Studio album by David Campbell
- Released: 23 October 2007
- Genre: Swing
- Length: 45:20
- Label: Columbia
- Producer: Chong Lim

David Campbell chronology
| The Swing Sessions (2006) | The Swing Sessions 2 (2007) | First and Foremost (2008) |

= The Swing Sessions 2 =

The Swing Sessions 2 is the fourth studio album from Australian swing singer/actor David Campbell and was released in October 2007.

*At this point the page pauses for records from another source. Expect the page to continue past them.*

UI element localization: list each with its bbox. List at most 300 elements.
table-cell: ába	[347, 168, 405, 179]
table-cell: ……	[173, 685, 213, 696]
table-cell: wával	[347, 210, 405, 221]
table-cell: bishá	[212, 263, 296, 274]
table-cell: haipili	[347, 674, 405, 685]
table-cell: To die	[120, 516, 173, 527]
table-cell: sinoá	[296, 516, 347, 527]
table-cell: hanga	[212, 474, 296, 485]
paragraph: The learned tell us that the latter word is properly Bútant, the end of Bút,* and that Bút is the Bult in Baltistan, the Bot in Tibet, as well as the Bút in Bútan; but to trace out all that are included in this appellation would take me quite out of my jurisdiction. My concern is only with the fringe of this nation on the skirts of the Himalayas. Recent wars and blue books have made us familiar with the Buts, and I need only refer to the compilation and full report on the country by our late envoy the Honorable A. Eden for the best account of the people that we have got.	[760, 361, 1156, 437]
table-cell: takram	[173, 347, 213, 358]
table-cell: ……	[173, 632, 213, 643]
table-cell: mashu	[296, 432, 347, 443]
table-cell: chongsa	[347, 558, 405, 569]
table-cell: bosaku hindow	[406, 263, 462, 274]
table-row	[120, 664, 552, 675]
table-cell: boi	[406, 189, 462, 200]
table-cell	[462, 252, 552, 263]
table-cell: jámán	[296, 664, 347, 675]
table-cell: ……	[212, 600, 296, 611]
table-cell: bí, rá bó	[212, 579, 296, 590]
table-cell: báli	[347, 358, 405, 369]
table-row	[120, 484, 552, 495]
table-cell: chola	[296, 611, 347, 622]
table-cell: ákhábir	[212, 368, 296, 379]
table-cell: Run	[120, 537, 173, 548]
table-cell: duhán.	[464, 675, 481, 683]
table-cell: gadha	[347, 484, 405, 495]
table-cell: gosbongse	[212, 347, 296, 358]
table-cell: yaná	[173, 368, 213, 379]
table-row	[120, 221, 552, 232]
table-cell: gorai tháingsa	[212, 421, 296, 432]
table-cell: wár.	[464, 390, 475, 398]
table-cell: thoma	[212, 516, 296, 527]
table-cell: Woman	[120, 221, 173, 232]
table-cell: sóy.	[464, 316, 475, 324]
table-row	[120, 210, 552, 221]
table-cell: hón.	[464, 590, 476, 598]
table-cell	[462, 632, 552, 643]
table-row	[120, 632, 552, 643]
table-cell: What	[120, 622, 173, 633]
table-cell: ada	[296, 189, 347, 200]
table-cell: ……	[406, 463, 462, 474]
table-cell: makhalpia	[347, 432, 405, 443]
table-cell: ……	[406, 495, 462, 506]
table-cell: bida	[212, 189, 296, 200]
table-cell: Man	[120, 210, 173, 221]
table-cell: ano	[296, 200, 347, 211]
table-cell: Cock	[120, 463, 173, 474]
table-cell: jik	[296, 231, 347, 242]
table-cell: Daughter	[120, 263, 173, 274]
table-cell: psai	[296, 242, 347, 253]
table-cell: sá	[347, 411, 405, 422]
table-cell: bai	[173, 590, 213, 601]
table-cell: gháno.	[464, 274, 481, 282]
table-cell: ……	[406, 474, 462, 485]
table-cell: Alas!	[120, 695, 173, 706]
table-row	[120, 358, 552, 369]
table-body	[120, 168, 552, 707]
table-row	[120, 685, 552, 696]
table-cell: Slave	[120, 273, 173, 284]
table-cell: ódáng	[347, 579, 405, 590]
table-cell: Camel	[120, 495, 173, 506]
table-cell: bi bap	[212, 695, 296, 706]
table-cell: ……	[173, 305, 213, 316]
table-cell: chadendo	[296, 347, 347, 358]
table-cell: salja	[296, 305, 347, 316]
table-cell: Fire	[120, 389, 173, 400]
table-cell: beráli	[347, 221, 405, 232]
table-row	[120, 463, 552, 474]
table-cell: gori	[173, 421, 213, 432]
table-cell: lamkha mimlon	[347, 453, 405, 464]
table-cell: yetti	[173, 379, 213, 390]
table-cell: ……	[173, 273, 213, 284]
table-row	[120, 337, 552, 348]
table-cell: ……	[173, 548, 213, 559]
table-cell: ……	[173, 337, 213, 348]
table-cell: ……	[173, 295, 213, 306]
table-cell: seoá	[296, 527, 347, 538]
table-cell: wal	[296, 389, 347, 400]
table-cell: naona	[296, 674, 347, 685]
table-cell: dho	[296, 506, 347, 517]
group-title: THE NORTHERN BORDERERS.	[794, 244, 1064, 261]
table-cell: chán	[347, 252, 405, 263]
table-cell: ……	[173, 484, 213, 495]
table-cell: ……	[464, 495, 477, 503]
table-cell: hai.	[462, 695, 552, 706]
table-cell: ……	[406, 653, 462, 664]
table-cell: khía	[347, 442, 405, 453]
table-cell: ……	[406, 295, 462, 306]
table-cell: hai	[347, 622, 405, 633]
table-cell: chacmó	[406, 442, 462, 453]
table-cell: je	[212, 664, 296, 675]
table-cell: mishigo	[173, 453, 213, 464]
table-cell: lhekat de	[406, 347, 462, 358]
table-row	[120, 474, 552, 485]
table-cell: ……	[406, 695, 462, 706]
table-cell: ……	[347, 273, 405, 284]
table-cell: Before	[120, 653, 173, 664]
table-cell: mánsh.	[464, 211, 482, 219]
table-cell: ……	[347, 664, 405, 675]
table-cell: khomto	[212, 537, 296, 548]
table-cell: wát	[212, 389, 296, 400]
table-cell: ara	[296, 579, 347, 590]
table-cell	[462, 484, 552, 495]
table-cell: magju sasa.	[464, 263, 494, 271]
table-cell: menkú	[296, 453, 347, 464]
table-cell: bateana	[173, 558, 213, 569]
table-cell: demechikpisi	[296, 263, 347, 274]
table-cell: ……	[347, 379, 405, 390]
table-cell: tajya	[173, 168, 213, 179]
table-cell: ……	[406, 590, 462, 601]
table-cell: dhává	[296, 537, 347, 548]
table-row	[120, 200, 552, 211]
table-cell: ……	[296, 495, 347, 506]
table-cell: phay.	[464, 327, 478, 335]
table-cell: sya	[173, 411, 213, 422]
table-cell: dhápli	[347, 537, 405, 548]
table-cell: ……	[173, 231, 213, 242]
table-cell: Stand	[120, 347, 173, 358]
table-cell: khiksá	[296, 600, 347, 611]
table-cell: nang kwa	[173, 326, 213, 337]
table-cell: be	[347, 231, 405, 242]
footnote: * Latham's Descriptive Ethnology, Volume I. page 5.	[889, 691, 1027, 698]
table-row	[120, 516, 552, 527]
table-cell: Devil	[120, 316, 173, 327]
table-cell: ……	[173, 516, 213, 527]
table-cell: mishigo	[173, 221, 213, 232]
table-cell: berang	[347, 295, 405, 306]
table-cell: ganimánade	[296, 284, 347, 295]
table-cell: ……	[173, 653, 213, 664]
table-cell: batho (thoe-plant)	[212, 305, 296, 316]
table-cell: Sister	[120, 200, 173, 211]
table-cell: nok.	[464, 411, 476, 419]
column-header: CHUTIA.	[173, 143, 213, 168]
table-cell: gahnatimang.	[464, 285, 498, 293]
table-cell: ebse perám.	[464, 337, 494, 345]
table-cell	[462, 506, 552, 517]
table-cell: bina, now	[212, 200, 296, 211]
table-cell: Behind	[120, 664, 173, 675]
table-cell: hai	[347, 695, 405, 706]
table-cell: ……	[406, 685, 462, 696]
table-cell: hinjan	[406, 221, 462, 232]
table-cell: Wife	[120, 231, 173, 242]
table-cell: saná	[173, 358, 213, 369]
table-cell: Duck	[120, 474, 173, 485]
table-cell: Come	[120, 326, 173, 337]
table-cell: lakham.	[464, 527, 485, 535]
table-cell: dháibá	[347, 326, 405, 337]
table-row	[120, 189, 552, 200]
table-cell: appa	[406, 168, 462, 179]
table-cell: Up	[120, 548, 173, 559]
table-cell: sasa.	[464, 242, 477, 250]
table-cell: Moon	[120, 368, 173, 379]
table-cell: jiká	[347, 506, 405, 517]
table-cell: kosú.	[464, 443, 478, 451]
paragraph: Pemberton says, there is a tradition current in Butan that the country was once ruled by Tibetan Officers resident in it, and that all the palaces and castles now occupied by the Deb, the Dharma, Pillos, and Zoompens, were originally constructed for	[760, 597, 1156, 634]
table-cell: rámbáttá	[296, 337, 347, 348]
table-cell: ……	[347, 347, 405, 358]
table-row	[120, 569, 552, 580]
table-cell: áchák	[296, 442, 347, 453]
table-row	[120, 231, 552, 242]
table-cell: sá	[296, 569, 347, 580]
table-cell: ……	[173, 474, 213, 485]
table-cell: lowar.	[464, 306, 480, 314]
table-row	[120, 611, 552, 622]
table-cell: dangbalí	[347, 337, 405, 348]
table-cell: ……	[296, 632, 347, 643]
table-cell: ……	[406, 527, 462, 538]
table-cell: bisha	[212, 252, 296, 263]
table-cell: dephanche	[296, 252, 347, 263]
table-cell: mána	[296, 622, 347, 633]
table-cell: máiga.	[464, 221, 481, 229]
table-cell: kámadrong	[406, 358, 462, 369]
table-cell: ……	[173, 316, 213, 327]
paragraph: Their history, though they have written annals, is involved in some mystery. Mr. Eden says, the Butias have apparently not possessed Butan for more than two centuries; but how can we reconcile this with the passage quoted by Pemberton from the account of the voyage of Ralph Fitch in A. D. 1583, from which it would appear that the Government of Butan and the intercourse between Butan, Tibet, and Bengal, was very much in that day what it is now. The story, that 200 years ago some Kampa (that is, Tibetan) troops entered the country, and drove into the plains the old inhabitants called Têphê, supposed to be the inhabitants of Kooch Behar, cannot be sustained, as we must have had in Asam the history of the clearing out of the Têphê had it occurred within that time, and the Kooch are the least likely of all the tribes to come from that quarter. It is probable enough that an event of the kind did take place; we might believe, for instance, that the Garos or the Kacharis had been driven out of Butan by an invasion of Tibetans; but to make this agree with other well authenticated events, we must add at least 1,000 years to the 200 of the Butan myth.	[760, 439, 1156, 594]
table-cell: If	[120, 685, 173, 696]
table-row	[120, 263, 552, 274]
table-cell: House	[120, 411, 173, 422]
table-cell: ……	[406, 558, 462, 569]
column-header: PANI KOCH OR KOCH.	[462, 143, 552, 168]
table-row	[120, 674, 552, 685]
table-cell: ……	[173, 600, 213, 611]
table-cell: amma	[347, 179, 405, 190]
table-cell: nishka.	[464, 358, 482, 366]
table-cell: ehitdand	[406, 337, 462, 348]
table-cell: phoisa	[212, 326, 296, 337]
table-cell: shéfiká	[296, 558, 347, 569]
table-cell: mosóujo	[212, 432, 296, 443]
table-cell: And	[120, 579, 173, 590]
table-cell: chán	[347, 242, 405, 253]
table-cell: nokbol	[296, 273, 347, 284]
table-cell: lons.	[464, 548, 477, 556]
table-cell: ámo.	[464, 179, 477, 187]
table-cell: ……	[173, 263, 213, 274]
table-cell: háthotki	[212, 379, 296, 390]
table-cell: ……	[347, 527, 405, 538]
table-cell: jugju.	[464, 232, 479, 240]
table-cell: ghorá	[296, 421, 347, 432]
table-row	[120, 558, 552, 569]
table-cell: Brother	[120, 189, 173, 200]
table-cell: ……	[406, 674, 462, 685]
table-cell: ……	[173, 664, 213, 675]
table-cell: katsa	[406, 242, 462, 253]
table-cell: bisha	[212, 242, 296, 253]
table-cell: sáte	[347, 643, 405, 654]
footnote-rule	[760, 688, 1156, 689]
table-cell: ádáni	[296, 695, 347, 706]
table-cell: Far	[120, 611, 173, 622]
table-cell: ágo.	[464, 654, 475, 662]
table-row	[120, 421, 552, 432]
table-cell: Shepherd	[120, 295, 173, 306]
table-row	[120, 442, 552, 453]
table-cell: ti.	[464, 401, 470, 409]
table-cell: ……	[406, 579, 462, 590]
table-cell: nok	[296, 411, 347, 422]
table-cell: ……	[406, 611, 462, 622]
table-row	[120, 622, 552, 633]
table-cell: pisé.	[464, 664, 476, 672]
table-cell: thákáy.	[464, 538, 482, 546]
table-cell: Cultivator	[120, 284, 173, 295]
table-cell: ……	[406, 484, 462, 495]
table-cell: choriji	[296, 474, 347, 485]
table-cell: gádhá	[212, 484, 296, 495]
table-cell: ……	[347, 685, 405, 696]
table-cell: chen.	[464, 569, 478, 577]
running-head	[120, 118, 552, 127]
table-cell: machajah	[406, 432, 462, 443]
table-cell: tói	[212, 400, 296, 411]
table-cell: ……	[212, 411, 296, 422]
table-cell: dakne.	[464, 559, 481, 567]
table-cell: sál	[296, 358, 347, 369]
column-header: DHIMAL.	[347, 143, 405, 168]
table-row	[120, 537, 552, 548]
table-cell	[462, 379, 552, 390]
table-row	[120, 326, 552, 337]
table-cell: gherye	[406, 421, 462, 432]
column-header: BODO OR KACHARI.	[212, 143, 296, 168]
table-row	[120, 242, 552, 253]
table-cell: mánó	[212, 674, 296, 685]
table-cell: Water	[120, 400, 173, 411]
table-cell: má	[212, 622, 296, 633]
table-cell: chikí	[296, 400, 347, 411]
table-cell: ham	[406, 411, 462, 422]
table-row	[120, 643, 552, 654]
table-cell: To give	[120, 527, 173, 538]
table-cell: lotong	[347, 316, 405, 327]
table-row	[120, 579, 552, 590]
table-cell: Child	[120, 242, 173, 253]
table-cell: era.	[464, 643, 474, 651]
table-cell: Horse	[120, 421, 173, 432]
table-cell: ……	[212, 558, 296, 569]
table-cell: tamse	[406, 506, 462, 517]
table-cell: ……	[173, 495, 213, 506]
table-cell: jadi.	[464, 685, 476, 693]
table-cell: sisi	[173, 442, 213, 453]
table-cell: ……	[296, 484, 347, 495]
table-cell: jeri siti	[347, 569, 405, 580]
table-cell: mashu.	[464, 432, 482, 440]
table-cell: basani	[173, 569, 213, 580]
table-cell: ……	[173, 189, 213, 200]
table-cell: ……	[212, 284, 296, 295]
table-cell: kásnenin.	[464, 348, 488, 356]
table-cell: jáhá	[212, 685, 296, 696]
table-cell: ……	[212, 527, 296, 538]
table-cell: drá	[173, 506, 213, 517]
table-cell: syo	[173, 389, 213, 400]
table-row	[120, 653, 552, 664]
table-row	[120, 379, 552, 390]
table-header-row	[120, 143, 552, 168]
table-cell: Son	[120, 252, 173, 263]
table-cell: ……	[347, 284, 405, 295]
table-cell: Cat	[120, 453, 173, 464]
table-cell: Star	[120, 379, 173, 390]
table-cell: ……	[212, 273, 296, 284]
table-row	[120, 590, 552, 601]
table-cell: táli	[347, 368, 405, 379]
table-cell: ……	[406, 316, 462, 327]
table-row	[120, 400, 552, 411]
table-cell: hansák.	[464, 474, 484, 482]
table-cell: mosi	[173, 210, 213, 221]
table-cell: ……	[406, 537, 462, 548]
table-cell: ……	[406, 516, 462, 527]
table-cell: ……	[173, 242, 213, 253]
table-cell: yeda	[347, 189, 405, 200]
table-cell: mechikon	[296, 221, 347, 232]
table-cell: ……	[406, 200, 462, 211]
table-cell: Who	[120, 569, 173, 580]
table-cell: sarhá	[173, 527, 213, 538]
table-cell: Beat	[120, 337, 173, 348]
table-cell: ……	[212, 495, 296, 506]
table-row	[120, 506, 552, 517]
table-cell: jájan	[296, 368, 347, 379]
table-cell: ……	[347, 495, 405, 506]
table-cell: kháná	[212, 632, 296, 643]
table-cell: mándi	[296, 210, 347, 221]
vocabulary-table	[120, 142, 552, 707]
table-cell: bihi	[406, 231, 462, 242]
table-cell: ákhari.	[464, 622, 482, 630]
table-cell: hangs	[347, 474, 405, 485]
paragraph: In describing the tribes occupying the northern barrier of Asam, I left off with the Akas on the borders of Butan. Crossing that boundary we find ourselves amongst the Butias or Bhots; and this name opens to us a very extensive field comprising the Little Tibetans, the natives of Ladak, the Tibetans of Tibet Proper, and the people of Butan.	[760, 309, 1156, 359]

The Swing Sessions 2 followed the suit of its predecessor The Swing Sessions as a nod to many swing singers of the past; with tracks recorded by Campbell with a slightly more modern slant. The album achieved platinum sales in Australia.

==Track listing==
1. "Witchcraft" (Cy Coleman, 1957)
2. "Perhaps, Perhaps Perhaps" (Nat "King" Cole, 1949)
3. "Lazy River" (Hoagy Carmichael and Sidney Arodin, 1930
4. "Route 66" (Nat "King" Cole, 1946)
5. "I've Got a Crush on You" (George Gershwin and Ira Gershwin, 1928)
6. "Danke Schoen" (Bert Kaempfert, 1962)
7. "Just a Gigolo/I Ain't Got Nobody" (Louis Prima, 1956)
8. "Begin the Beguine" (Cole Porter, 1935)
9. "That Old Black Magic" (Harold Arlen and Johnny Mercer, 1942)
10. "Summer Wind" (Henry Mayer and Johnny Mercer, 1965)
11. "There Will Never Be Another You" (Harry Warren and Mack Gordon, 1942)
12. "That's Life" (Frank Sinatra, 1966)
13. "One for My Baby" (Harold Arlen and Johnny Mercer, 1943)
14. "King of the Road" (Roger Miller, 1965)

==Charts==
===Weekly charts===

| Chart (2007–2008) | Peak position |
|---|---|
| Australian Albums (ARIA) | 8 |

===Year-end charts===

| Chart (2007) | Position |
|---|---|
| Australian Albums Chart | 33 |
| Chart (2008) | Position |
| Australian Artist Albums Chart | 41 |

==Certifications==

| Region | Certification | Certified units/sales |
| Australia (ARIA) | Platinum | 70,000^{^} |
^{^} Shipments figures based on certification alone.